Yoongi doesn’t even take his eyes off of the screen, because he already knows what he’ll see if he does: Jeongguk staring at him with his big, pretty eyes, a pleading in them. Pout on his pretty lips, so eager and open and vulnerable. Sometimes Yoongi tells himself that it’s an act, because it’s easier to believe that than to think that Jeon Jeongguk really, truly wants to kiss him, his best friend of three years. The grad student who regrets his life decisions every day, who drinks too much coffee and eats too much ramen and always tries his best, sure, but never quite gets it right.
When Jeongguk hasn’t moved for a full minute, Yoongi lifts his free hand, the one not shoved in the popcorn bowl, and, still without turning his eyes from the screen, cups Jeongguk’s chin so he can force the younger’s face toward the screen.

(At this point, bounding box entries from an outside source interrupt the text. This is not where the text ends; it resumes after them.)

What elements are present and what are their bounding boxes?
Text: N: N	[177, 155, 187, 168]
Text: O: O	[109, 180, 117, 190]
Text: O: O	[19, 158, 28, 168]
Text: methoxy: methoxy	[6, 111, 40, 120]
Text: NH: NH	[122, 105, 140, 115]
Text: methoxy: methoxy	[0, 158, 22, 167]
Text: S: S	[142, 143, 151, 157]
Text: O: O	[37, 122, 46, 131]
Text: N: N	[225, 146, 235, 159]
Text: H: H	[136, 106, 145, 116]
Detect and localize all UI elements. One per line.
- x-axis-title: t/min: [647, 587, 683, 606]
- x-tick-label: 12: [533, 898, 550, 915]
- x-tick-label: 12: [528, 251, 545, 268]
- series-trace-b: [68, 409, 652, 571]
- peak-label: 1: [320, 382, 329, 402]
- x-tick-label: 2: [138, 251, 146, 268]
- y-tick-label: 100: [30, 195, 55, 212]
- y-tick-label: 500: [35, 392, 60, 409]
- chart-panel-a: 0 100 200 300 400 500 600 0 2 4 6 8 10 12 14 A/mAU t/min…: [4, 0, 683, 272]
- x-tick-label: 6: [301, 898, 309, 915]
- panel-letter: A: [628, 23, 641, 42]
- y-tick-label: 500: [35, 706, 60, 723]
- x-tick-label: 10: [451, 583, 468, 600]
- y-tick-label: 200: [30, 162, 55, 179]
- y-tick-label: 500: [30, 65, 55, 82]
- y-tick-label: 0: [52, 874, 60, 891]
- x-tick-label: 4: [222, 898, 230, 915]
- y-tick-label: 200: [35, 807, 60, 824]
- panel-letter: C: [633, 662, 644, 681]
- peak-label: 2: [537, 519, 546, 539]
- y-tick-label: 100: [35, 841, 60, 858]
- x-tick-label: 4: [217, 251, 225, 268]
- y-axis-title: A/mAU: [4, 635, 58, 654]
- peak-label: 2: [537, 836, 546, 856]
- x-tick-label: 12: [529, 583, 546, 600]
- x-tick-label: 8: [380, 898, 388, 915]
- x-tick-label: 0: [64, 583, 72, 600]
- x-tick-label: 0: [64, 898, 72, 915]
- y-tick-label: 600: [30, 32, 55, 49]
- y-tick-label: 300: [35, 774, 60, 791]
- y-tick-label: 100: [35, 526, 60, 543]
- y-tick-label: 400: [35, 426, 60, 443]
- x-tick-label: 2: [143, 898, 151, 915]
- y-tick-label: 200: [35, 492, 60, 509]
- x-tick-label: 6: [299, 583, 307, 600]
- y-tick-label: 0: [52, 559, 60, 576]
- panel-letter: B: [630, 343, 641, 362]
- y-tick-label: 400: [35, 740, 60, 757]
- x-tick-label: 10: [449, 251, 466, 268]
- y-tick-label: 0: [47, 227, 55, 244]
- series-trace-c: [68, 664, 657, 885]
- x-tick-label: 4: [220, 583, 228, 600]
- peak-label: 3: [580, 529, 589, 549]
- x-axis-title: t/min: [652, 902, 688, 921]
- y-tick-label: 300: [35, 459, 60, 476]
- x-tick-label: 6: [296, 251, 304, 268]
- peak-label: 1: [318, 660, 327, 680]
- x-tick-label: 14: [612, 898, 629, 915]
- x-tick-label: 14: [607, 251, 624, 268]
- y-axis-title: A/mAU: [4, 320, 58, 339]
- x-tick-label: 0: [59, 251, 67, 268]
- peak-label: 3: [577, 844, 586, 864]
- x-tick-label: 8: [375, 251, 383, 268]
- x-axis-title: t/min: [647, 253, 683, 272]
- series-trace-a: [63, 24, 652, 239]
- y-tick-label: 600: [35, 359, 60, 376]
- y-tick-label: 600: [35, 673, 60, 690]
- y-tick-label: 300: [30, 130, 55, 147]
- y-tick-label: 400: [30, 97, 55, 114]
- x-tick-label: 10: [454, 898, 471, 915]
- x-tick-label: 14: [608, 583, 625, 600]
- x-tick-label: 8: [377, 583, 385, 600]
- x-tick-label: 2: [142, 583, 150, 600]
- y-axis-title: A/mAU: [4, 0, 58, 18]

”Pay attention, Guk-ah,” mutters Yoongi. “Amanda’s about to realize she actually loves Graham.” The thing is, they’ve seen this movie many, many times together. Not just when it’s Christmas, because Jeongguk claims it’s one of his favourite movies even though he always cries at the end, and although Yoongi pretends he only watches it to indulge Jeongguk, he secretly loves it, too. Secretly loves the romance, loves the idea of something—more.
Still. It’s always the same part that urges Jeongguk to ask the ever-present question: the love confession. “Can’t wait until you pull an Amanda and realize you’re actually in love with me,” says Jeongguk, which is—hilarious, really, even though his tone suggests otherwise. He’s always making silly comments like that, always joking about what a real relationship between them would be like.
Yoongi knows that Jeongguk likes him. He doesn’t think the boy would have asked to kiss Yoongi two hundred and seventy-seven times if he didn’t, but he also doesn’t think that Jeongguk expects much of it. He doesn’t expect that Yoongi would ever actually like him back, which is—good. Because Yoongi doesn’t.